Conjecture. There exists a function $$f:\mathbb{N} \rightarrow \mathbb{N}$$ such that if $$\beta$$ is a non-zero element of the complex group algebra $$\mathbb{C}[G]$$ of a finite group $$G$$ such that $$1\in \text{supp}(\beta)$$, and $$(1+x+y) \cdot \beta =0$$ or $$(1+x-y) \cdot \beta =0$$ for some distinct and nontrivial $$x,y\in G$$, then $$\text{exp}\big (\langle x,y \rangle \big) \leq f(|\text{supp}(\beta)|)$$, where $$\text{exp}(H)$$ denotes the exponent of a finite group $$H$$ and $$\text{supp}(\gamma)$$ for an element $$\gamma=\sum_{g\in G} \gamma_g \; g \in \mathbb{C}[G]$$ denotes the set $$\{ g\in G \;|\; \gamma_g \not=0\}$$.

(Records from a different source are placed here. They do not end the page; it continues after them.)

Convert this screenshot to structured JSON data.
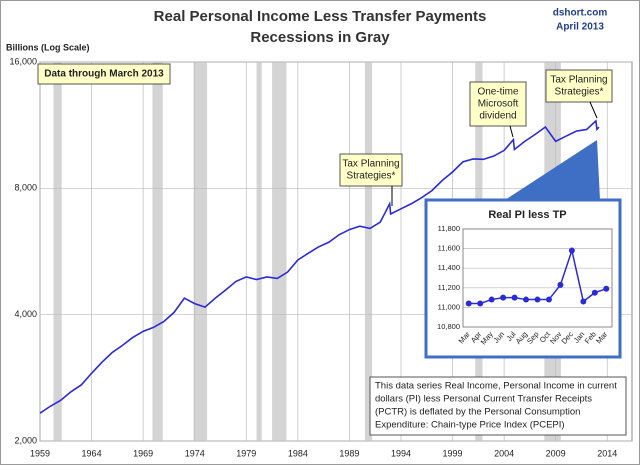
{
  "chart_data": [
    {
      "type": "line",
      "title": "Real Personal Income Less Transfer Payments",
      "subtitle": "Recessions in Gray",
      "source": [
        "dshort.com",
        "April 2013"
      ],
      "y_label": "Billions (Log Scale)",
      "log_y": true,
      "grid": true,
      "color": "#2b2bd6",
      "recession_color": "#d4d4d4",
      "xlim": [
        1959,
        2016.4
      ],
      "xticks": [
        1959,
        1964,
        1969,
        1974,
        1979,
        1984,
        1989,
        1994,
        1999,
        2004,
        2009,
        2014
      ],
      "ylim": [
        2000,
        16000
      ],
      "yticks": [
        {
          "value": 2000,
          "label": "2,000"
        },
        {
          "value": 4000,
          "label": "4,000"
        },
        {
          "value": 8000,
          "label": "8,000"
        },
        {
          "value": 16000,
          "label": "16,000"
        }
      ],
      "recessions": [
        [
          1960.3,
          1961.1
        ],
        [
          1969.9,
          1970.9
        ],
        [
          1973.9,
          1975.2
        ],
        [
          1980.0,
          1980.5
        ],
        [
          1981.5,
          1982.9
        ],
        [
          1990.5,
          1991.2
        ],
        [
          2001.2,
          2001.9
        ],
        [
          2007.9,
          2009.5
        ]
      ],
      "x": [
        1959,
        1960,
        1961,
        1962,
        1963,
        1964,
        1965,
        1966,
        1967,
        1968,
        1969,
        1970,
        1971,
        1972,
        1973,
        1974,
        1975,
        1976,
        1977,
        1978,
        1979,
        1980,
        1981,
        1982,
        1983,
        1984,
        1985,
        1986,
        1987,
        1988,
        1989,
        1990,
        1991,
        1992,
        1992.9,
        1993,
        1994,
        1995,
        1996,
        1997,
        1998,
        1999,
        2000,
        2001,
        2002,
        2003,
        2004,
        2004.9,
        2005,
        2006,
        2007,
        2008,
        2009,
        2010,
        2011,
        2012,
        2012.9,
        2013,
        2013.2
      ],
      "values": [
        2330,
        2420,
        2500,
        2620,
        2720,
        2900,
        3080,
        3250,
        3380,
        3530,
        3650,
        3730,
        3850,
        4050,
        4380,
        4250,
        4170,
        4380,
        4580,
        4800,
        4920,
        4850,
        4920,
        4880,
        5050,
        5400,
        5600,
        5800,
        5950,
        6200,
        6380,
        6500,
        6420,
        6650,
        7350,
        6950,
        7150,
        7350,
        7600,
        7900,
        8350,
        8750,
        9250,
        9400,
        9380,
        9550,
        9850,
        10450,
        9900,
        10350,
        10750,
        11200,
        10350,
        10650,
        10950,
        11050,
        11580,
        11060,
        11190
      ],
      "annotations": [
        {
          "lines": [
            "Data through March 2013"
          ]
        },
        {
          "lines": [
            "Tax Planning",
            "Strategies*"
          ]
        },
        {
          "lines": [
            "One-time",
            "Microsoft",
            "dividend"
          ]
        },
        {
          "lines": [
            "Tax Planning",
            "Strategies*"
          ]
        },
        {
          "lines": [
            "This data series  Real Income, Personal Income in current",
            "dollars  (PI) less Personal Current Transfer Receipts",
            "(PCTR) is deflated by the Personal Consumption",
            "Expenditure: Chain-type Price Index (PCEPI)"
          ]
        }
      ]
    },
    {
      "type": "line",
      "title": "Real PI less TP",
      "color": "#2b2bd6",
      "grid": true,
      "categories": [
        "Mar",
        "Apr",
        "May",
        "Jun",
        "Jul",
        "Aug",
        "Sep",
        "Oct",
        "Nov",
        "Dec",
        "Jan",
        "Feb",
        "Mar"
      ],
      "values": [
        11040,
        11040,
        11080,
        11100,
        11100,
        11080,
        11080,
        11080,
        11230,
        11580,
        11060,
        11150,
        11190
      ],
      "ylim": [
        10800,
        11800
      ],
      "yticks": [
        {
          "value": 10800,
          "label": "10,800"
        },
        {
          "value": 11000,
          "label": "11,000"
        },
        {
          "value": 11200,
          "label": "11,200"
        },
        {
          "value": 11400,
          "label": "11,400"
        },
        {
          "value": 11600,
          "label": "11,600"
        },
        {
          "value": 11800,
          "label": "11,800"
        }
      ]
    }
  ]
}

Motivation. If the conjecture is true, then the support of any zero divisor of the form $$1+x+y$$ or $$1+x-y$$ of the complex group algebra of any residually finite group generates a finite subgroup.

Proof. Let $$\alpha=1+x+y$$ or $$1+x-y$$ be a non-zero element of $$\mathbb{C}[G]$$ for some residually finite group $$G$$ such that $$\alpha \cdot \beta =0$$ for some non-zero $$\beta \in \mathbb{C}[G]$$. Let $$H=\langle \text{supp}(\alpha) \rangle$$. By Zelmanov's celebrated result on restricted Burnside problem, it is enough to show that the exponent of $$H$$ is finite. Since $$H$$ is finitely generated residually finite, there exists a descending series $$H=N_1\geq N_2 \geq \cdots$$ of normal subgroups $$H$$ of finite index such that $$\cap_{i\in\mathbb{N}} N_i=1$$. Note that there exists $$k\in\mathbb{N}$$ such that $$\bar{\alpha} \cdot \bar{\beta}=0$$ in $$\mathbb{C}[H/N_i]$$ for all $$i\geq k$$ and $$|\text{supp}(\bar{\beta})|=|\text{supp}(\beta)|=:t$$, where $$\bar{}$$ is the natural ring epimorphism from $$\mathbb{C}[H]$$ onto $$\mathbb{C}[H/N_i]$$. Now if the above conjecture is true then $$\text{exp}(H/N_i)\leq f(t)$$ and so $$\text{exp}(H)$$ is finite. This completes the proof.

If the above proof and conjecture are true then the integral group algebras of torsion-free residually finite groups have no zero divisor with support size $$3$$.